This post may seem a bit off-topic, but it is related to language learning, and even dragons, in a way. Two of my target languages are Hebrew and Greek. A huge part of the literature I want to be able to read are holy scriptures: the Hebrew Bible, its first translation in Greek known as the Septuagint, and of course the Greek new testament. I purchased a Kobo e-reader so I can carry such a library easily.
Then I generated ebooks versions of those texts in epub format, the most convenient one to read on those devices. I decided to host them here. Hey, who knows, maybe some nerdy biblical language majors learning French (there are some) looking for ebooks will find the site and end up joining the adventures at Laelith ?
The text comes from the Openscriptures Hebrew Bible and is released under CC BY-NC 2.0.
I did not manage to correctly parse all the entries of the Openscriptures’s version of the BDB Lexicon, but it is better than nothing. Released under CC BY-NC 4.0 license.
Note that I had to configure the Kobo reader so that cre_storage_size_factor = 2 in order for the device not to try to refresh the cache each time it open the document.
- LXX (greek translation of the Hebrew Bible)
The original text comes from the University of Pennsylvania. There is no clear licensing information. It looks like the existing document does not really apply for a publicly available web document. It seems to be ok to distribute it for no commercial purpose.
The original text comes from the Sword Project’s SBLGNT module Copyright 2010 Logos Bible Software and the Society of Biblical Literature. Free non-commercial distribution.

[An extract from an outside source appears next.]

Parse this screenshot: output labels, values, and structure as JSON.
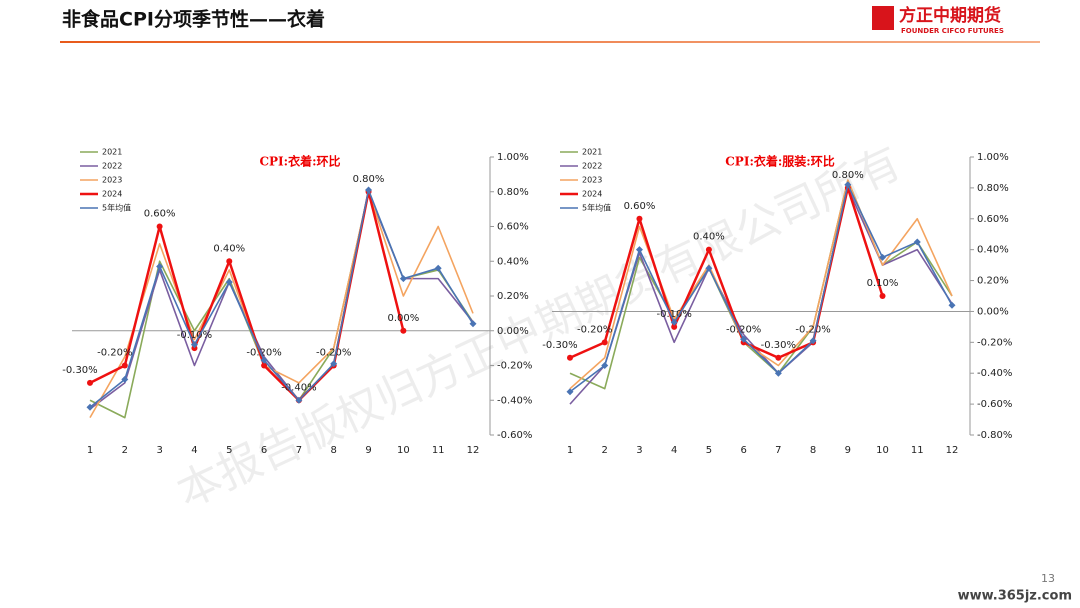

Note the article’s picture showing an entry of the Middle & Liddell dictionary for δράκων is a bit of a teaser: the Kobo device does not handle well inflections with dictionaries (except for Japanese, another of my target languages \o/), I just happen to ask for the definition of the word in the nominative so the dictionary found it, otherwise there is no real automatic lexicon access for Greek, nor for Hebrew.